French women have deep, enduring friendships with each other, but many do tend to identify as much with men -- sometimes more so -- as they do with women. The upside of this is that there's no American-style war of the sexes going on in France. French women generally love men. And vice-versa. This state of affairs stands in stark contrast to Anglo-Saxon countries, where commiseration about men is often more common than complicity with them. The downside, however, is that, as acclaimed French author and historian Michele Sarde once wrote, French women "have so loved their men, fathers, sons, brothers and lovers or husbands to such an extent, that they've neglected to love each other." This explains their sometimes chilly behavior toward other women, and the lack of what we Anglo-Saxons call sisterhood.

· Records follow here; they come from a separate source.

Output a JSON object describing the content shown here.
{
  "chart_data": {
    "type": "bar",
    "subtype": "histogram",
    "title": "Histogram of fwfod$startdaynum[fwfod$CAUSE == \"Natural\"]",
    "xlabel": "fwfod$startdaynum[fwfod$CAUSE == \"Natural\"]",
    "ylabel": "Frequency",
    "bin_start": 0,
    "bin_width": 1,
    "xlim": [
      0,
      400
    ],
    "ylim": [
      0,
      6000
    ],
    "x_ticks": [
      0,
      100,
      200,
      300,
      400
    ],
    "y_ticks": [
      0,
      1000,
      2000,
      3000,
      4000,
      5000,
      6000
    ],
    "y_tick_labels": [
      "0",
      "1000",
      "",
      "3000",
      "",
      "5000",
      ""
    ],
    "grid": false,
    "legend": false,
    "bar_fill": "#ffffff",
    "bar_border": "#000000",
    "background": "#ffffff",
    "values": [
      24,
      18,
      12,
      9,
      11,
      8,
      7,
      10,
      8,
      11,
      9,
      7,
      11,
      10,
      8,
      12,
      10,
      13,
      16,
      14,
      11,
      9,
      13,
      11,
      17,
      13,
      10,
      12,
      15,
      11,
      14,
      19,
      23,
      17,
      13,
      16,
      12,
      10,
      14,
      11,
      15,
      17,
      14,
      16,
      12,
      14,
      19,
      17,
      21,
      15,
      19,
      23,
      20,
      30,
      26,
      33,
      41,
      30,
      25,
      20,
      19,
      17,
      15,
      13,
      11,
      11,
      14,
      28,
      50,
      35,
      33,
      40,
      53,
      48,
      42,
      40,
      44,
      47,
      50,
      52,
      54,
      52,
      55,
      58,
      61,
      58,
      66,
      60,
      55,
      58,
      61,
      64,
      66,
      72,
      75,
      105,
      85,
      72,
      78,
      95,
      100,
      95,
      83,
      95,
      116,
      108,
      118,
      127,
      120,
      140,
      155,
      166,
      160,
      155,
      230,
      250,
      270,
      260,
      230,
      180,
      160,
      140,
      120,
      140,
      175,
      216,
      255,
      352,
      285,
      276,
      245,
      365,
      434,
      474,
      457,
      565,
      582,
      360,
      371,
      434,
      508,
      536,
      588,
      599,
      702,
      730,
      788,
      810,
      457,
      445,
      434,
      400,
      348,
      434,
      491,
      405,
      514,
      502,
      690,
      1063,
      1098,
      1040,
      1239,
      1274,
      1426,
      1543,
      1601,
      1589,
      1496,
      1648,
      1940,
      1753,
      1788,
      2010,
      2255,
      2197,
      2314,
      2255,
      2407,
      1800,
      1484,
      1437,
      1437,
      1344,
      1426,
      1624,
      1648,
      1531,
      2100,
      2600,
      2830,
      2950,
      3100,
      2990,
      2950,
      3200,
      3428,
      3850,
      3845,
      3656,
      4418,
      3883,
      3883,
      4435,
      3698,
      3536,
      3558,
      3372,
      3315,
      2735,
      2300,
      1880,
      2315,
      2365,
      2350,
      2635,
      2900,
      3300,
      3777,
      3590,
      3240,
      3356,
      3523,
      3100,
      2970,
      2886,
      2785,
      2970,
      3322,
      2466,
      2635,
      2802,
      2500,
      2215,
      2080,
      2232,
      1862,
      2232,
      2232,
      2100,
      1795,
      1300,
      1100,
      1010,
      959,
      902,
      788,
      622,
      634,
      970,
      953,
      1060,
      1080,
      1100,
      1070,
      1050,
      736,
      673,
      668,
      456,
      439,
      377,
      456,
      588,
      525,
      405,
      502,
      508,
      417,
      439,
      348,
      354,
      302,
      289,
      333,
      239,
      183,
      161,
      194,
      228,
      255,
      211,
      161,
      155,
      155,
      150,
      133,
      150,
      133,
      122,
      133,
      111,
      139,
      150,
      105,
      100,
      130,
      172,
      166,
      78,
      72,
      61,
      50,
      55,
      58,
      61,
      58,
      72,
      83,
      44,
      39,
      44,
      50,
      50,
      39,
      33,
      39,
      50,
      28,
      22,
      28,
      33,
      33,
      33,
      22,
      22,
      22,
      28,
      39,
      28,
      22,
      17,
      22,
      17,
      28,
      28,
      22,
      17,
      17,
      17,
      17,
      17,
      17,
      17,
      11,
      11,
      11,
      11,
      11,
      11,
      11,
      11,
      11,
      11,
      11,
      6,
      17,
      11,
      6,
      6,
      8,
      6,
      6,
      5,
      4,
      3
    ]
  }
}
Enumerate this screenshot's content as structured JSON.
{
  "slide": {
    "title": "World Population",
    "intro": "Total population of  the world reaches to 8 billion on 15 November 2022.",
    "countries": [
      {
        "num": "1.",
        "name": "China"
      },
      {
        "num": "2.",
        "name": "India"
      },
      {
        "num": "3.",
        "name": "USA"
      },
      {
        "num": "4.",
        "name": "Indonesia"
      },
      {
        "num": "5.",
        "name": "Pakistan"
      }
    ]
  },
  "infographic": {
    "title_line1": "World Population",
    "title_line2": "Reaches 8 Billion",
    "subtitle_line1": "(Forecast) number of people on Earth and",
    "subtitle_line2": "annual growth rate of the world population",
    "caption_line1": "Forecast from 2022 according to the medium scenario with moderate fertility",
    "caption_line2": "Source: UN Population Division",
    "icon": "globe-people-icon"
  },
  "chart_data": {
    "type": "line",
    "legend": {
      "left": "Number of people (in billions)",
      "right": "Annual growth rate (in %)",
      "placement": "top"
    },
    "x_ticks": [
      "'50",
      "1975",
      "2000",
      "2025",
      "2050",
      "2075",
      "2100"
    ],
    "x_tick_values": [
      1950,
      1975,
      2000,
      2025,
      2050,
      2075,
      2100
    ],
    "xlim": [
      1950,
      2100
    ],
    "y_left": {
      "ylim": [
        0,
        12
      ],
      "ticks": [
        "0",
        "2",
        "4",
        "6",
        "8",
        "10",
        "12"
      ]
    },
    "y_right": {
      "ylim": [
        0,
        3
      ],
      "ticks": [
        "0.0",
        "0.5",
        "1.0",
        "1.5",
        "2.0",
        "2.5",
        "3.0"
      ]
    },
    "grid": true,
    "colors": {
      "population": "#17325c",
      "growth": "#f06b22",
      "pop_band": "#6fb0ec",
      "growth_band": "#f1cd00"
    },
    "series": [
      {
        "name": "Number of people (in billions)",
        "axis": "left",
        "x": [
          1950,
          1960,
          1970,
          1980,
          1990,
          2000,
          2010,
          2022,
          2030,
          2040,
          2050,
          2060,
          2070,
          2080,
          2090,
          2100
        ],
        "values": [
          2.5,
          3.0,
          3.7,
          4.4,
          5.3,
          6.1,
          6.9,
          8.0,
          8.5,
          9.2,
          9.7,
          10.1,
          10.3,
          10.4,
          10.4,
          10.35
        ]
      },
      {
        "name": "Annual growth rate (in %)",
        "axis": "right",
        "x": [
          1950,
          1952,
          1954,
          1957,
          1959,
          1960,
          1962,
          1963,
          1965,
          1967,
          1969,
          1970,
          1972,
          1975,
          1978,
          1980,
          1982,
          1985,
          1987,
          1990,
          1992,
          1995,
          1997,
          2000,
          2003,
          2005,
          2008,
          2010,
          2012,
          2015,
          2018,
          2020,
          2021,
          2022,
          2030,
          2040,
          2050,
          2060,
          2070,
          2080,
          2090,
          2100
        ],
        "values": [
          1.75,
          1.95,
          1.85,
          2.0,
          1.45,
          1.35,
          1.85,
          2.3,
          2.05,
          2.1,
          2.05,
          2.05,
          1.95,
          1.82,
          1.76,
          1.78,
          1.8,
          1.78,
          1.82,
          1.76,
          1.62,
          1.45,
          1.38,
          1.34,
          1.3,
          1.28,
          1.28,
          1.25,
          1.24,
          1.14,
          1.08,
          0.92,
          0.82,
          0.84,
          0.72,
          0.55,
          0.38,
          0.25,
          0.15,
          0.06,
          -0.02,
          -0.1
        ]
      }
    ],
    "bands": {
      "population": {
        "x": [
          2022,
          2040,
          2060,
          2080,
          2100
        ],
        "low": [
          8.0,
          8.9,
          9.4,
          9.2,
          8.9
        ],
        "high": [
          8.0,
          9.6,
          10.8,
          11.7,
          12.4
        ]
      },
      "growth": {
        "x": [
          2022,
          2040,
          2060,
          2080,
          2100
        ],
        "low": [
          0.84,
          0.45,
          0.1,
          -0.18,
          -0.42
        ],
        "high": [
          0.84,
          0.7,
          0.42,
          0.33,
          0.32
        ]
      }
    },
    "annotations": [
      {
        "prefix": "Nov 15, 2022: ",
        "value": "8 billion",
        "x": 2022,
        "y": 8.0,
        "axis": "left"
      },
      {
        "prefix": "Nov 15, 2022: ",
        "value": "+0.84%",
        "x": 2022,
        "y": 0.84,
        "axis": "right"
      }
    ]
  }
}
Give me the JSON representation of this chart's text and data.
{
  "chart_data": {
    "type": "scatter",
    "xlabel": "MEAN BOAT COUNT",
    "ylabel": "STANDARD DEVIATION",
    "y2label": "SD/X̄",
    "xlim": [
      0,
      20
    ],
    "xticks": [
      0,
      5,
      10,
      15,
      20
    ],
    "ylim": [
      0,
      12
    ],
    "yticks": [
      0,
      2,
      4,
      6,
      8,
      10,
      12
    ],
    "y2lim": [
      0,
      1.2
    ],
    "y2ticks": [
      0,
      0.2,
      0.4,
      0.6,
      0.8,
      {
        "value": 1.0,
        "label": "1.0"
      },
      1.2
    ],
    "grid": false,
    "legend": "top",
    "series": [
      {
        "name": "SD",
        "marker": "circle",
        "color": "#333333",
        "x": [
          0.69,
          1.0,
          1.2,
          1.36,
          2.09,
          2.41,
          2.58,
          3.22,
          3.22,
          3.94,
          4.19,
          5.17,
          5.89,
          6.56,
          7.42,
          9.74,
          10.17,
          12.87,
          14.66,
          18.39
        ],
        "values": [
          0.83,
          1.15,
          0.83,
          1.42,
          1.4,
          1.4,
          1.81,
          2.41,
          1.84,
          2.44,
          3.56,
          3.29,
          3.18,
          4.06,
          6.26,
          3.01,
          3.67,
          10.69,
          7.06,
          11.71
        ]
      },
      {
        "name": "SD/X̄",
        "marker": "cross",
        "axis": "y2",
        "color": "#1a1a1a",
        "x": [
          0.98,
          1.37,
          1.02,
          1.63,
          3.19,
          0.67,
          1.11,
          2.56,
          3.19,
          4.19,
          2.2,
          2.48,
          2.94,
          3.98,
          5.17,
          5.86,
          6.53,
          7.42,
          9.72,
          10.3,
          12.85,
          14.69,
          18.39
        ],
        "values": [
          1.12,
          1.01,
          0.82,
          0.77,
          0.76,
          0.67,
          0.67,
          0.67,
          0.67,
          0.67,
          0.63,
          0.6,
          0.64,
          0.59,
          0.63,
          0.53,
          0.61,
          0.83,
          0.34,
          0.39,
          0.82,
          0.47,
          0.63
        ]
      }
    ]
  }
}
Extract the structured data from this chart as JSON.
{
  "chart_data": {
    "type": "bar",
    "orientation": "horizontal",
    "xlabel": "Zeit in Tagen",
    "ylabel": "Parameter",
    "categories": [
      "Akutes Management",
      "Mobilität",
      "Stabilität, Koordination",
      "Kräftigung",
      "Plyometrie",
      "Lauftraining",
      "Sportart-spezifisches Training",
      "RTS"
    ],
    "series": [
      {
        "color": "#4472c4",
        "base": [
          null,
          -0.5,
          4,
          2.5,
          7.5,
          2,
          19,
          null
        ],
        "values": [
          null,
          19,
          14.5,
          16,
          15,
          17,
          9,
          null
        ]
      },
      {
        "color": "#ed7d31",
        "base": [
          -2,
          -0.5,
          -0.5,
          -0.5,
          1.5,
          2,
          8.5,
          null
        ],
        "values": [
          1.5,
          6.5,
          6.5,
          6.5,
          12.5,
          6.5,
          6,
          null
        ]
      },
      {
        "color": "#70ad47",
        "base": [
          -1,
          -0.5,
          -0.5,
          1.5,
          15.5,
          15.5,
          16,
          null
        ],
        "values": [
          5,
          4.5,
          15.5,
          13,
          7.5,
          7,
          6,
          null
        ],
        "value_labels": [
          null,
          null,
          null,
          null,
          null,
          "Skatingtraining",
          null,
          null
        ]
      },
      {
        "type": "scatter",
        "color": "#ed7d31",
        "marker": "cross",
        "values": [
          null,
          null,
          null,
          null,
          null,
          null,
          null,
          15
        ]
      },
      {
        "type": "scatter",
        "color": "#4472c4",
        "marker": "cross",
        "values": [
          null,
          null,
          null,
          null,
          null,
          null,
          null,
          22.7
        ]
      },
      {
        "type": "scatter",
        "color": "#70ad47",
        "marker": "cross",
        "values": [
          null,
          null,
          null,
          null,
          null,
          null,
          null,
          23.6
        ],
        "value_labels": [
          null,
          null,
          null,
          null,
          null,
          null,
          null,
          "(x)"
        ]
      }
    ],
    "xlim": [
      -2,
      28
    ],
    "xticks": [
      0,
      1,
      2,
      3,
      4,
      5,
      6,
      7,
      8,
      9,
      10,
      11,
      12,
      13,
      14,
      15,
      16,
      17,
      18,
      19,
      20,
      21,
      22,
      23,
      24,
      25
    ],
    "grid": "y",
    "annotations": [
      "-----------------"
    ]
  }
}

If Brick finds women in general "problematic" for "measuring themselves against each other by their looks rather than their achievements" -- if, as she writes, "older women are the most hostile to beautiful women -- perhaps because they feel their bloom fading" -- it might have something to do how women continue to judge each another based on their looks (in ways that cosmetic surgery has irrevocably changed), never mind Brick's difficulty relating to other women, no matter what their nationality.

Ironically, Brick's tone is so hostile to French women and her preoccupation with her own looks so fierce that she's proven herself a pretty problematic member of the sisterhood. Sounds to me like Brick could use a nice glass of French wine and a big hug from a French girlfriend.